Demi mempertahankan eksistensi jati dirinya sebagai manusia, maka usaha memanusiakan manusia menjadi penting. Usaha ini harus dilakukan secara simulthan dari segi pelaksananya, pendekatannya, strateginya, metodenya, caranya, tekniknya, materinya, maupun sarana prasarananya. Terjalin berkelindanya satu aspek dengan lainnya harus sistemik bersinergi menggapai tujuannya.

Secara individual maupun kolektif, setiap orang dalam posisi dan perannya masing-masing mesti berkontribusi positif pada proses dan pencapaian tujuan peradaban yang diinginkan.

Kedua, gerakan liberalisasi. Pilar kedua ini dimaksudkan untuk mengukuhkan kondisi sosial kemasyarakatan dan budaya yang bersih dan bebas dari unsur-unsur kejahiliyahan. Teologi pembebasan harus efektif membentengi dan membersihkan anasir kejahiliyahan yang (mungkin saja) masih terjadi dalam praktik kehidupan sehari-hari.

Gerakan ini mengakomodir dan menjamin kehidupan ekonomi, politik, sosial, budaya, agama steril dari unsur-unsur destruktif, manupulatif, dan hal-hal yang kontra produktif lainnya.

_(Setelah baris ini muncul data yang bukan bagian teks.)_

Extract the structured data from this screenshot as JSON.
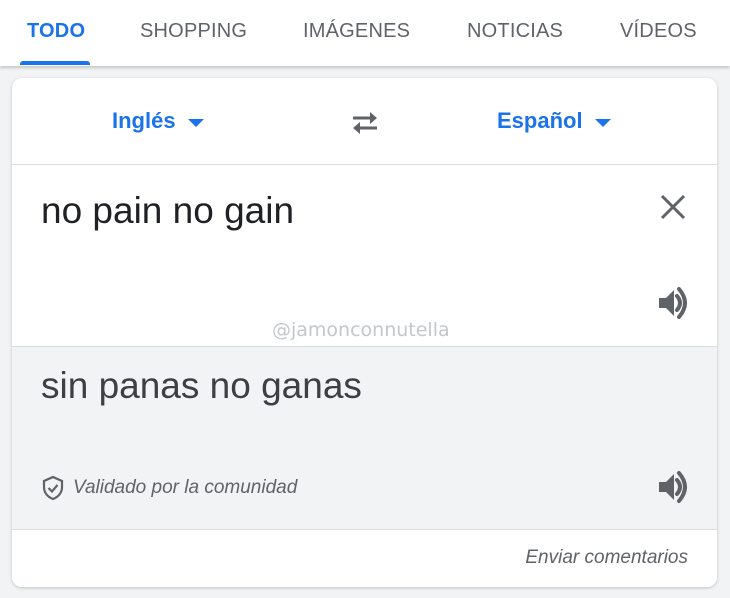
{
  "tabs": [
    {
      "label": "TODO",
      "active": true
    },
    {
      "label": "SHOPPING",
      "active": false
    },
    {
      "label": "IMÁGENES",
      "active": false
    },
    {
      "label": "NOTICIAS",
      "active": false
    },
    {
      "label": "VÍDEOS",
      "active": false
    }
  ],
  "translator": {
    "source_language": "Inglés",
    "target_language": "Español",
    "source_text": "no pain no gain",
    "translated_text": "sin panas no ganas",
    "validated_label": "Validado por la comunidad",
    "feedback_label": "Enviar comentarios"
  },
  "watermark": "@jamonconnutella",
  "icons": {
    "swap": "swap-languages-icon",
    "clear": "close-icon",
    "listen": "speaker-icon",
    "validated": "shield-check-icon",
    "dropdown": "caret-down-icon"
  },
  "colors": {
    "accent": "#1a73e8",
    "text": "#202124",
    "secondary": "#5f6368",
    "result_background": "#f1f3f4"
  }
}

Usahanya sendiri dapat dimulai dari masing-masing individu, lalu keluarga, masyarakat, bangsa dan negara.

Ketiga, gerakan transendens. Pilar ini dimaksudkan untuk mengukuhkan aspek keberagamaan yang didasari dengan iman yang kokoh. Iman yang mewujud secara nyata dalam kehidupan individu, keluarga, masyarakat, bangsa dan negara. Aspek iman harus melekat dan dibawa ke mana-mana, bukan hanya saat di mesjid atau saat shalat saja, tetapi juga saat berjual beli di pasar atau mal, saat olah data di kantor-kantor, ketika mengajar di lembaga pendidikan, saat di jalan raya, saat berkendara, ketika di kamar tidur, saat makan minum, bahkan saat di kamar kecil sekalipun. Mengapa?

Karena dengan iman ia akan menuntun kita untuk menapaki jalan keridhaanNya saja, bersama iman ia akan menunjuki kita jalan yang benar mesti terkadang nampak sulit untuk kita penuhi dan jalan yang salah meski terkadang nampak mudah untuk kita liwati.
Orientasi hidup mestinya hanya pada keridhaanNya saja, tidak yang lainnya.